Und wie sind Ihre Bücher gealtert? „Corridor“ zum Beispiel, das in den Gassen von Delhi spielt und sich um den Laden eines altmodischen Buchhändlers dreht als Treffpunkt für verschiedenste Charaktere des modernen städtischen Indien.
Ich kann es nicht ertragen, mein erstes Buch zu sehen, die Seiten aufzuschlagen. Von allen fünf Büchern, die ich geschrieben habe, hat mir aber genau dieses Buch einen Kultstatus verschafft. Die Menschen über 35 kennen mich daher. Alle, die mit mir über dieses Buch gesprochen haben, haben Bedeutungen darin gesehen, an die ich damals nie gedacht habe. Ich war 28 Jahre alt, sorgenfrei, bin von einem Job zum anderen gezogen, ohne ein wirkliches Interesse an irgendetwas Bestimmtem im Leben. Ich schrieb dieses Buch und hatte überhaupt keine komplexen Gedanken. Und jetzt wird dem so viel Bedeutung beigemessen, dass ich selbst überrascht bin. Zum Glück hatte ich alle diese Gedanken nicht, sonst wäre alles sehr konstruiert gewesen. Die Menschen haben auch all die anderen Bücher gelesen, aber niemand würde mir sagen, dass ein anderes aktueller ist, weil es politischer ist.

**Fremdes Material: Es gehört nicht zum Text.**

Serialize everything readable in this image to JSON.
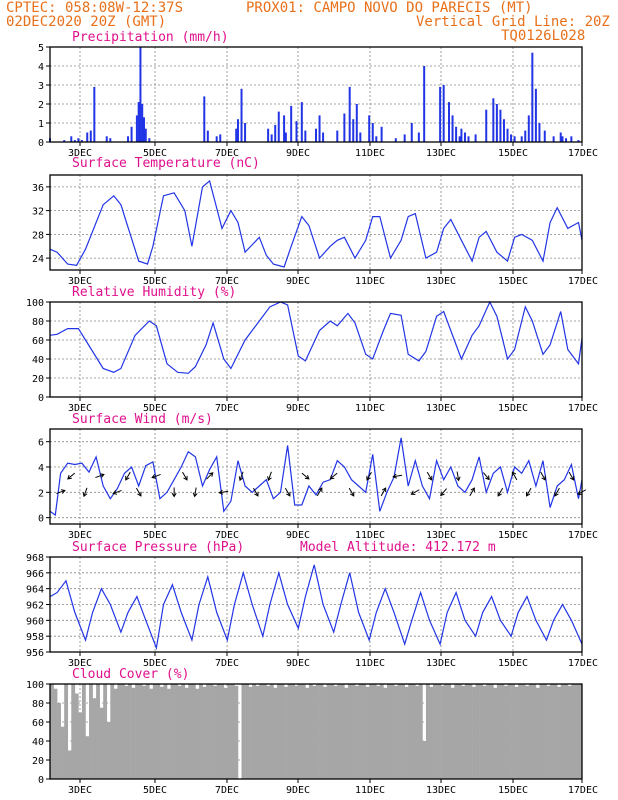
{
  "header": {
    "line1_left": "CPTEC:  058:08W-12:37S",
    "line1_right": "PROX01: CAMPO NOVO DO PARECIS (MT)",
    "line2_left": "02DEC2020 20Z (GMT)",
    "line2_right": "Vertical Grid Line: 20Z",
    "code": "TQ0126L028"
  },
  "colors": {
    "header": "#e8701a",
    "title": "#e0108c",
    "line": "#2235e6",
    "cloud": "#a6a6a6"
  },
  "chart_data": [
    {
      "type": "bar",
      "title": "Precipitation (mm/h)",
      "ylim": [
        0,
        5
      ],
      "yticks": [
        0,
        1,
        2,
        3,
        4,
        5
      ],
      "xticks": [
        "3DEC",
        "5DEC",
        "7DEC",
        "9DEC",
        "11DEC",
        "13DEC",
        "15DEC",
        "17DEC"
      ],
      "x_unit": "days since 02DEC2020 20Z",
      "x": [
        2.0,
        2.4,
        2.6,
        2.7,
        2.8,
        2.9,
        3.05,
        3.15,
        3.25,
        3.6,
        3.7,
        4.2,
        4.3,
        4.45,
        4.5,
        4.55,
        4.6,
        4.65,
        4.7,
        4.8,
        6.35,
        6.45,
        6.7,
        6.8,
        7.25,
        7.3,
        7.4,
        7.5,
        8.15,
        8.25,
        8.35,
        8.45,
        8.6,
        8.65,
        8.8,
        8.95,
        9.1,
        9.2,
        9.5,
        9.6,
        9.7,
        10.1,
        10.3,
        10.45,
        10.55,
        10.65,
        10.75,
        11.0,
        11.1,
        11.2,
        11.35,
        11.75,
        12.0,
        12.2,
        12.4,
        12.55,
        13.0,
        13.1,
        13.25,
        13.35,
        13.45,
        13.55,
        13.6,
        13.7,
        13.8,
        14.0,
        14.3,
        14.5,
        14.6,
        14.7,
        14.8,
        14.9,
        15.0,
        15.1,
        15.3,
        15.4,
        15.5,
        15.6,
        15.7,
        15.8,
        15.95,
        16.2,
        16.4,
        16.45,
        16.55,
        16.7,
        16.9
      ],
      "values": [
        0.2,
        0.1,
        0.3,
        0.1,
        0.2,
        0.1,
        0.5,
        0.6,
        2.9,
        0.3,
        0.2,
        0.3,
        0.8,
        1.4,
        2.1,
        5.0,
        2.0,
        1.3,
        0.7,
        0.2,
        2.4,
        0.6,
        0.3,
        0.4,
        0.7,
        1.2,
        2.8,
        1.0,
        0.7,
        0.4,
        0.9,
        1.6,
        1.4,
        0.5,
        1.9,
        1.1,
        2.1,
        0.6,
        0.7,
        1.4,
        0.5,
        0.6,
        1.5,
        2.9,
        1.2,
        2.0,
        0.5,
        1.4,
        1.0,
        0.3,
        0.8,
        0.2,
        0.4,
        1.0,
        0.5,
        4.0,
        2.9,
        3.0,
        2.1,
        1.4,
        0.8,
        0.3,
        0.7,
        0.5,
        0.3,
        0.4,
        1.7,
        2.3,
        2.0,
        1.7,
        1.2,
        0.7,
        0.4,
        0.3,
        0.3,
        0.6,
        1.4,
        4.7,
        2.8,
        1.0,
        0.6,
        0.3,
        0.5,
        0.3,
        0.2,
        0.3,
        0.1
      ]
    },
    {
      "type": "line",
      "title": "Surface Temperature (nC)",
      "ylim": [
        22,
        38
      ],
      "yticks": [
        24,
        28,
        32,
        36
      ],
      "xticks": [
        "3DEC",
        "5DEC",
        "7DEC",
        "9DEC",
        "11DEC",
        "13DEC",
        "15DEC",
        "17DEC"
      ],
      "x": [
        2.0,
        2.2,
        2.5,
        2.75,
        3.0,
        3.5,
        3.8,
        4.0,
        4.5,
        4.75,
        4.9,
        5.2,
        5.5,
        5.8,
        6.0,
        6.3,
        6.5,
        6.85,
        7.1,
        7.3,
        7.5,
        7.9,
        8.1,
        8.3,
        8.6,
        8.8,
        9.1,
        9.3,
        9.6,
        9.9,
        10.1,
        10.3,
        10.6,
        10.9,
        11.1,
        11.3,
        11.6,
        11.9,
        12.1,
        12.3,
        12.6,
        12.9,
        13.1,
        13.3,
        13.6,
        13.9,
        14.1,
        14.3,
        14.6,
        14.9,
        15.1,
        15.3,
        15.6,
        15.9,
        16.1,
        16.3,
        16.6,
        16.9,
        17.0
      ],
      "values": [
        25.5,
        25.0,
        23.0,
        22.8,
        25.5,
        33.0,
        34.5,
        33.0,
        23.5,
        23.0,
        26.0,
        34.5,
        35.0,
        32.0,
        26.0,
        36.0,
        37.0,
        29.0,
        32.0,
        30.0,
        25.0,
        27.5,
        24.5,
        23.0,
        22.5,
        26.0,
        31.0,
        29.5,
        24.0,
        26.0,
        27.0,
        27.5,
        24.0,
        27.0,
        31.0,
        31.0,
        24.0,
        27.0,
        31.0,
        31.5,
        24.0,
        25.0,
        29.0,
        30.5,
        27.0,
        23.5,
        27.5,
        28.5,
        25.0,
        23.5,
        27.5,
        28.0,
        27.0,
        23.5,
        30.0,
        32.5,
        29.0,
        30.0,
        27.0
      ]
    },
    {
      "type": "line",
      "title": "Relative Humidity (%)",
      "ylim": [
        0,
        100
      ],
      "yticks": [
        0,
        20,
        40,
        60,
        80,
        100
      ],
      "xticks": [
        "3DEC",
        "5DEC",
        "7DEC",
        "9DEC",
        "11DEC",
        "13DEC",
        "15DEC",
        "17DEC"
      ],
      "x": [
        2.0,
        2.2,
        2.5,
        2.8,
        3.0,
        3.5,
        3.8,
        4.0,
        4.4,
        4.8,
        5.0,
        5.3,
        5.6,
        5.9,
        6.1,
        6.4,
        6.6,
        6.9,
        7.1,
        7.5,
        7.9,
        8.2,
        8.5,
        8.7,
        9.0,
        9.2,
        9.6,
        9.9,
        10.1,
        10.4,
        10.6,
        10.9,
        11.1,
        11.4,
        11.6,
        11.9,
        12.1,
        12.4,
        12.6,
        12.9,
        13.1,
        13.4,
        13.6,
        13.9,
        14.1,
        14.4,
        14.6,
        14.9,
        15.1,
        15.4,
        15.6,
        15.9,
        16.1,
        16.4,
        16.6,
        16.9,
        17.0
      ],
      "values": [
        65,
        66,
        72,
        72,
        60,
        30,
        26,
        30,
        65,
        80,
        75,
        35,
        26,
        25,
        32,
        55,
        78,
        40,
        30,
        60,
        80,
        95,
        100,
        97,
        43,
        38,
        70,
        80,
        75,
        88,
        78,
        45,
        40,
        70,
        88,
        86,
        45,
        38,
        48,
        85,
        90,
        60,
        40,
        65,
        75,
        100,
        85,
        40,
        50,
        95,
        80,
        45,
        55,
        90,
        50,
        35,
        62
      ]
    },
    {
      "type": "line",
      "title": "Surface Wind (m/s)",
      "ylim": [
        -0.5,
        7
      ],
      "yticks": [
        0,
        2,
        4,
        6
      ],
      "xticks": [
        "3DEC",
        "5DEC",
        "7DEC",
        "9DEC",
        "11DEC",
        "13DEC",
        "15DEC",
        "17DEC"
      ],
      "x": [
        2.0,
        2.15,
        2.3,
        2.5,
        2.7,
        2.9,
        3.1,
        3.3,
        3.5,
        3.7,
        3.9,
        4.1,
        4.3,
        4.5,
        4.7,
        4.9,
        5.1,
        5.3,
        5.5,
        5.7,
        5.9,
        6.1,
        6.3,
        6.5,
        6.7,
        6.9,
        7.1,
        7.3,
        7.5,
        7.7,
        7.9,
        8.1,
        8.3,
        8.5,
        8.7,
        8.9,
        9.1,
        9.3,
        9.5,
        9.7,
        9.9,
        10.1,
        10.3,
        10.5,
        10.7,
        10.9,
        11.1,
        11.3,
        11.5,
        11.7,
        11.9,
        12.1,
        12.3,
        12.5,
        12.7,
        12.9,
        13.1,
        13.3,
        13.5,
        13.7,
        13.9,
        14.1,
        14.3,
        14.5,
        14.7,
        14.9,
        15.1,
        15.3,
        15.5,
        15.7,
        15.9,
        16.1,
        16.3,
        16.5,
        16.7,
        16.9,
        17.0
      ],
      "values": [
        0.5,
        0.2,
        3.5,
        4.3,
        4.2,
        4.3,
        3.6,
        4.8,
        2.5,
        1.5,
        2.3,
        3.5,
        4.0,
        2.5,
        4.1,
        4.4,
        1.5,
        2.0,
        3.0,
        4.0,
        5.2,
        4.8,
        2.5,
        3.8,
        4.8,
        0.5,
        1.3,
        4.5,
        2.5,
        2.0,
        2.5,
        3.0,
        1.5,
        2.0,
        5.7,
        1.0,
        1.0,
        2.5,
        1.8,
        2.8,
        3.0,
        4.5,
        4.0,
        3.0,
        2.5,
        2.0,
        5.0,
        0.5,
        2.0,
        3.2,
        6.3,
        2.5,
        4.5,
        2.5,
        1.5,
        4.5,
        3.0,
        4.0,
        2.5,
        2.0,
        3.0,
        4.8,
        2.0,
        3.5,
        4.0,
        2.0,
        4.0,
        3.5,
        4.5,
        2.5,
        4.5,
        0.8,
        2.5,
        3.0,
        4.2,
        1.5,
        3.0
      ],
      "arrows_x": [
        2.3,
        2.6,
        3.0,
        3.4,
        3.9,
        4.2,
        4.5,
        5.0,
        5.5,
        5.8,
        6.1,
        6.5,
        6.9,
        7.4,
        7.8,
        8.2,
        8.7,
        9.2,
        9.6,
        10.0,
        10.5,
        11.0,
        11.4,
        11.8,
        12.3,
        12.7,
        13.1,
        13.5,
        13.9,
        14.3,
        14.7,
        15.1,
        15.5,
        15.9,
        16.3,
        16.7,
        17.0
      ],
      "arrows_deg": [
        20,
        220,
        250,
        20,
        200,
        240,
        300,
        200,
        270,
        300,
        260,
        45,
        190,
        250,
        300,
        250,
        300,
        320,
        60,
        220,
        300,
        240,
        60,
        190,
        210,
        300,
        230,
        280,
        60,
        310,
        240,
        120,
        240,
        300,
        240,
        300,
        210
      ]
    },
    {
      "type": "line",
      "title": "Surface Pressure (hPa)",
      "annotation": "Model Altitude: 412.172 m",
      "ylim": [
        956,
        968
      ],
      "yticks": [
        956,
        958,
        960,
        962,
        964,
        966,
        968
      ],
      "xticks": [
        "3DEC",
        "5DEC",
        "7DEC",
        "9DEC",
        "11DEC",
        "13DEC",
        "15DEC",
        "17DEC"
      ],
      "x": [
        2.0,
        2.2,
        2.45,
        2.7,
        3.0,
        3.2,
        3.45,
        3.7,
        4.0,
        4.2,
        4.45,
        4.7,
        5.0,
        5.2,
        5.45,
        5.7,
        6.0,
        6.2,
        6.45,
        6.7,
        7.0,
        7.2,
        7.45,
        7.7,
        8.0,
        8.2,
        8.45,
        8.7,
        9.0,
        9.2,
        9.45,
        9.7,
        10.0,
        10.2,
        10.45,
        10.7,
        11.0,
        11.2,
        11.45,
        11.7,
        12.0,
        12.2,
        12.45,
        12.7,
        13.0,
        13.2,
        13.45,
        13.7,
        14.0,
        14.2,
        14.45,
        14.7,
        15.0,
        15.2,
        15.45,
        15.7,
        16.0,
        16.2,
        16.45,
        16.7,
        17.0
      ],
      "values": [
        963,
        963.5,
        965,
        961,
        957.5,
        961,
        964,
        962,
        958.5,
        961,
        963,
        960,
        956.5,
        962,
        964.5,
        961,
        957.5,
        962,
        965.5,
        961,
        957.5,
        962,
        966,
        962,
        958,
        962,
        966,
        962,
        959,
        963,
        967,
        962,
        958.5,
        962,
        966,
        961,
        957.5,
        961,
        964,
        961,
        957,
        960,
        963.5,
        960,
        957,
        961,
        963.5,
        960,
        958,
        961,
        963,
        960,
        958,
        961,
        963,
        960,
        957.5,
        960,
        962,
        960,
        957
      ]
    },
    {
      "type": "bar",
      "title": "Cloud Cover (%)",
      "ylim": [
        0,
        100
      ],
      "yticks": [
        0,
        20,
        40,
        60,
        80,
        100
      ],
      "xticks": [
        "3DEC",
        "5DEC",
        "7DEC",
        "9DEC",
        "11DEC",
        "13DEC",
        "15DEC",
        "17DEC"
      ],
      "x_start": 2.0,
      "x_step": 0.1,
      "values": [
        100,
        95,
        80,
        55,
        100,
        30,
        100,
        90,
        70,
        100,
        45,
        100,
        85,
        100,
        75,
        100,
        60,
        100,
        95,
        100,
        100,
        98,
        100,
        96,
        100,
        100,
        98,
        100,
        95,
        100,
        100,
        97,
        100,
        95,
        100,
        100,
        98,
        100,
        96,
        100,
        100,
        95,
        100,
        97,
        100,
        100,
        98,
        100,
        100,
        96,
        100,
        100,
        98,
        0,
        100,
        100,
        97,
        100,
        98,
        100,
        100,
        98,
        100,
        96,
        100,
        100,
        97,
        100,
        100,
        98,
        100,
        100,
        96,
        100,
        98,
        100,
        100,
        97,
        100,
        100,
        98,
        100,
        100,
        96,
        100,
        100,
        98,
        100,
        100,
        97,
        100,
        100,
        98,
        100,
        96,
        100,
        100,
        98,
        100,
        100,
        97,
        100,
        100,
        98,
        100,
        40,
        100,
        97,
        100,
        100,
        98,
        100,
        100,
        96,
        100,
        100,
        98,
        100,
        100,
        97,
        100,
        100,
        98,
        100,
        100,
        96,
        100,
        100,
        98,
        100,
        100,
        97,
        100,
        100,
        98,
        100,
        100,
        96,
        100,
        100,
        98,
        100,
        100,
        97,
        100,
        100,
        98,
        100,
        100,
        100,
        96
      ]
    }
  ]
}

Zum Beispiel „All Quiet in Vikaspuri“ von 2015? Graphic Novel verschmolzen mit cli-fi – Climate Fiction, wie es ein indisch-amerikani-scher Wissenschaftler bezeichnet hat.
Es ist ein Werk politischer Fantasie, in dem es um Wasser geht, um die Wasserkriege in Delhi. Um Gier und eine dystopische Gesellschaft. Und es ist eine homerische Reise. Wie ein Odysseus reist der Held zum Zentrum der Erde, um einen mythischen Fluss zu finden. Das Buch kommt bei den jüngeren Leuten gut an. Das hat mehr Relevanz.
Sarnath Banerjee ist Gastprofessor an der Fakultät Bildenden Kunst. Sein letztes Buch „The Moral Contagion“ über die Covid-19-Pandemie erschien im Februar 2024.